Optical Aberrations
Any deviations from a perfectly flat wavefront indicates optical aberration . There are several types of aberration measured by Quick Fringe:
- Tilt – How much the wavefront is tilted by the interferometer.
- Defocus – Distance from best focus.
- Spherical Aberration – A measure of the curvature of the wavefront.
- Coma – An aberration which results in a pear-shaped image. This occurs in off-axis images on Newtonian telescopes.
- Astigmatism – A measure of the "potato chip" shape of the optic - how much more curvature it has in one direction than another.
The first two of these, tilt and defocus, are due to the setup of the interferometer. The tilt is introduced deliberately to make the measurements possible. As long as the tilt is relatively small, it has no effect on the measurement. Defocus is the adjustment required to reach best focus for the optic.
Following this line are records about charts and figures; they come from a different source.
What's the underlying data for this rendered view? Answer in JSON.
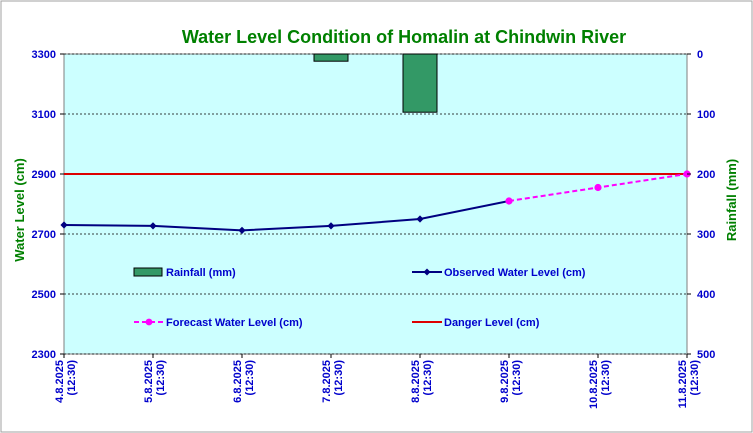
{
  "colors": {
    "plot_bg": "#ccffff",
    "frame": "#7f7f7f",
    "observed": "#000080",
    "forecast": "#ff00ff",
    "danger": "#dd0000",
    "rainfall_fill": "#339966",
    "rainfall_stroke": "#000000",
    "title": "#008000",
    "tick": "#0000cc"
  },
  "chart_data": {
    "type": "line",
    "title": "Water Level Condition of Homalin at Chindwin River",
    "ylabel": "Water Level (cm)",
    "y2label": "Rainfall (mm)",
    "categories": [
      "4.8.2025",
      "5.8.2025",
      "6.8.2025",
      "7.8.2025",
      "8.8.2025",
      "9.8.2025",
      "10.8.2025",
      "11.8.2025"
    ],
    "category_times": [
      "(12:30)",
      "(12:30)",
      "(12:30)",
      "(12:30)",
      "(12:30)",
      "(12:30)",
      "(12:30)",
      "(12:30)"
    ],
    "ylim": [
      2300,
      3300
    ],
    "yticks": [
      "2300",
      "2500",
      "2700",
      "2900",
      "3100",
      "3300"
    ],
    "y2lim": [
      500,
      0
    ],
    "y2ticks": [
      "0",
      "100",
      "200",
      "300",
      "400",
      "500"
    ],
    "grid": true,
    "series": [
      {
        "name": "Observed Water Level (cm)",
        "kind": "line",
        "axis": "left",
        "values": [
          2730,
          2727,
          2712,
          2727,
          2750,
          2810,
          null,
          null
        ]
      },
      {
        "name": "Forecast Water Level (cm)",
        "kind": "line-dashed",
        "axis": "left",
        "values": [
          null,
          null,
          null,
          null,
          null,
          2810,
          2855,
          2900
        ]
      },
      {
        "name": "Danger Level (cm)",
        "kind": "hline",
        "axis": "left",
        "value": 2900
      },
      {
        "name": "Rainfall (mm)",
        "kind": "bar",
        "axis": "right",
        "values": [
          0,
          0,
          0,
          12,
          97,
          0,
          0,
          0
        ]
      }
    ],
    "legend": {
      "placement": "inside-lower",
      "items": [
        "Rainfall (mm)",
        "Observed Water Level (cm)",
        "Forecast Water Level (cm)",
        "Danger Level (cm)"
      ]
    }
  }
}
Since these aberrations are due to the adjustment of the interferometer relative to the test optic, neither of these two really have anything to do with the test optic. These aberrations are usually subtracted; this is easily done in Quick Fringe. Note: if you are testing an optical flat, do not subtract defocus; you need to know if the flat has any power.
Coma is often caused by misalignment between the interferometer and the test optic. This measurement can be useful to check off-axis performance.
There are also three measurements of overall quality of the optic:
- Root-Mean-Square – RMS error is a form of average error measure over the entire surface.
- Peak-To-Valley – P-V error is difference between the highest point and the lowest point on the surface.
- Strehl Ratio – The peak intensity of a point-source image produced by the optic compared to that produced by a perfect system.
The P-V rating is commonly used to describe overall optical quality. Lord Rayleigh was the first to point out that if the P-V error is less than 1/4-wave, the image will not be significantly compromised. This is the so-called 1/4-wave "diffraction limit". This is actually a misnomer; for example, the difference between a 1/4-wave telescope and a 1/10-wave telescope can be seen by a discriminating visual observer. The 1/4-wave specification is considered a minimum standard for optical quality in many situations.
The RMS error is a fairer rating of the surface because it is essentially an average error over the whole surface. Note that the RMS rating must be better than 0.075 for the optic to be considered diffraction-limited.
The Strehl ratio gives an indication of the effect of the optical system on a point source image. It is simply the ratio of the peak intensity produced by the optical system versus that produced by an ideal optical system. The "Strehl Limit" of acceptable optical quality is generally considered to be 0.8.
A warning about the various aberration measurements is in order . You might have a mirror which has more waves of spherical aberration than the P-V measurement shows. This is not a problem with the software. The spherical aberration has been canceled out by another aberration. There are "higher-order" aberrations which can do this. An example would be a zone from 80% to the edge which cancels out some of the overall spherical aberration. In terms of overall quality, the only measurements you really need to worry about are the RMS and P-V wave readings or the Strehl ratio.